Kesimpulan utama: anggapan bahwa dalam lima tahun ke depan akan muncul komputer kuantum yang mampu memecahkan RSA-2048 atau secp256k1—yang keduanya sangat penting dalam kriptografi praktis—tidak didukung oleh hasil teknologi yang dipublikasikan. Bahkan jika memperluas jangka waktu menjadi 10 tahun, target ini tetap sangat ambisius. Oleh karena itu, ketertarikan terhadap kemajuan ini dan penilaian bahwa “masih butuh puluhan tahun” tidak saling bertentangan.

Dua kategori ancaman kriptografi dan tingkat risiko yang berbeda

Kunci untuk memahami ancaman komputasi kuantum adalah menyadari bahwa alat kriptografi yang berbeda menghadapi risiko yang sangat berbeda pula. Perbedaan ini sangat penting, tetapi sering diabaikan.

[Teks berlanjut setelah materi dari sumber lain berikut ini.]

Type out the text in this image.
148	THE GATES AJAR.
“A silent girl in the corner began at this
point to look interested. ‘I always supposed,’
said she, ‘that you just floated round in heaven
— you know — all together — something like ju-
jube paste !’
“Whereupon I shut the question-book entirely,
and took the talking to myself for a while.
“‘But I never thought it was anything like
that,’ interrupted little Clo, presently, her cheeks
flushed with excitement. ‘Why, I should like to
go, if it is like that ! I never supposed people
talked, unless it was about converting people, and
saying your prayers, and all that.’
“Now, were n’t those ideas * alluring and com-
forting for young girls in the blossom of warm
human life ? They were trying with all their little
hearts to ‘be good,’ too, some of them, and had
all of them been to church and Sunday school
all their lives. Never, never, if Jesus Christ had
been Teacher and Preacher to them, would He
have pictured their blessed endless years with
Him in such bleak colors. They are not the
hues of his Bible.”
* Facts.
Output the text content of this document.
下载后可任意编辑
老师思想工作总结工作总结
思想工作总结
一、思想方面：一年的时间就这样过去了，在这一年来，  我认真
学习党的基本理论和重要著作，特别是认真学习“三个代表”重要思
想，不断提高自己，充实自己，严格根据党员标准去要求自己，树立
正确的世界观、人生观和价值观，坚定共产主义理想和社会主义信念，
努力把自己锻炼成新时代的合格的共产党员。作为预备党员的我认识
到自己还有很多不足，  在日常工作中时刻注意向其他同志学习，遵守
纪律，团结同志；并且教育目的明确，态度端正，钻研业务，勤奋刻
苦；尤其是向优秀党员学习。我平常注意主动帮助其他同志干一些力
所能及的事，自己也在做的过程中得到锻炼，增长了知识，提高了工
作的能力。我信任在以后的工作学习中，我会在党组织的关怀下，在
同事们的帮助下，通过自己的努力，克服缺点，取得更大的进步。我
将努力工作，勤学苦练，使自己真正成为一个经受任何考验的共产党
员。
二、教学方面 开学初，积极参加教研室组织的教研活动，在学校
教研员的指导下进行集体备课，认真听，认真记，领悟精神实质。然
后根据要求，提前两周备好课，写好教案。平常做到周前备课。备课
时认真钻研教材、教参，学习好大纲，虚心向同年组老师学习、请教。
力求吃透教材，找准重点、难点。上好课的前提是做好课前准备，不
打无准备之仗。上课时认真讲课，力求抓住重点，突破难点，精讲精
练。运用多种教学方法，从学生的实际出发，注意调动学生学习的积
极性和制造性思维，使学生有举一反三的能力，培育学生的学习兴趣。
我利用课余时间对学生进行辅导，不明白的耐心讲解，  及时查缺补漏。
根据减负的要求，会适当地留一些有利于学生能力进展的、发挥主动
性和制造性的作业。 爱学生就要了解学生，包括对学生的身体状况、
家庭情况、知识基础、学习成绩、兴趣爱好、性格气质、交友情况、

Serangan “enkripsi sekarang, dekripsi nanti” hanya berlaku untuk alat tertentu

Cara kerja serangan “enkripsi sekarang, dekripsi nanti” (Harvest Now, Decrypt Later): penyerang mengumpulkan komunikasi terenkripsi saat ini dan menyimpannya, menunggu komputer kuantum muncul untuk mendekripsi. Lawan dari tingkat negara mungkin sudah menyimpan data terenkripsi dari pemerintah AS secara massal, untuk kemudian didekripsi di masa depan.

Serangan ini secara langsung mengancam algoritma enkripsi. Data rahasia yang dienkripsi hari ini mungkin tetap bernilai selama puluhan tahun ke depan, dan saat komputer kuantum muncul, akan langsung bisa dipecahkan. Oleh karena itu, untuk data yang membutuhkan kerahasiaan jangka panjang, enkripsi pasca-kuantum harus segera diadopsi, meskipun biayanya tinggi dan implementasinya berisiko. Ini tidak bisa dihindari.

Namun, serangan ini tidak berlaku sama sekali terhadap tanda tangan digital.

Risiko terhadap tanda tangan digital sangat berbeda

Tanda tangan digital (fondasi semua blockchain) tidak memerlukan kerahasiaan yang harus dilindungi untuk mencegah serangan pemulihan. Bahkan jika komputer kuantum muncul di masa depan, mereka hanya akan menyebabkan penyangkalan tanda tangan di masa depan, tetapi tidak akan “memecahkan” tanda tangan yang dibuat di masa lalu. Selama Anda dapat membuktikan bahwa tanda tangan tertentu dibuat sebelum munculnya komputer kuantum, tanda tangan itu tidak akan bisa dipalsukan.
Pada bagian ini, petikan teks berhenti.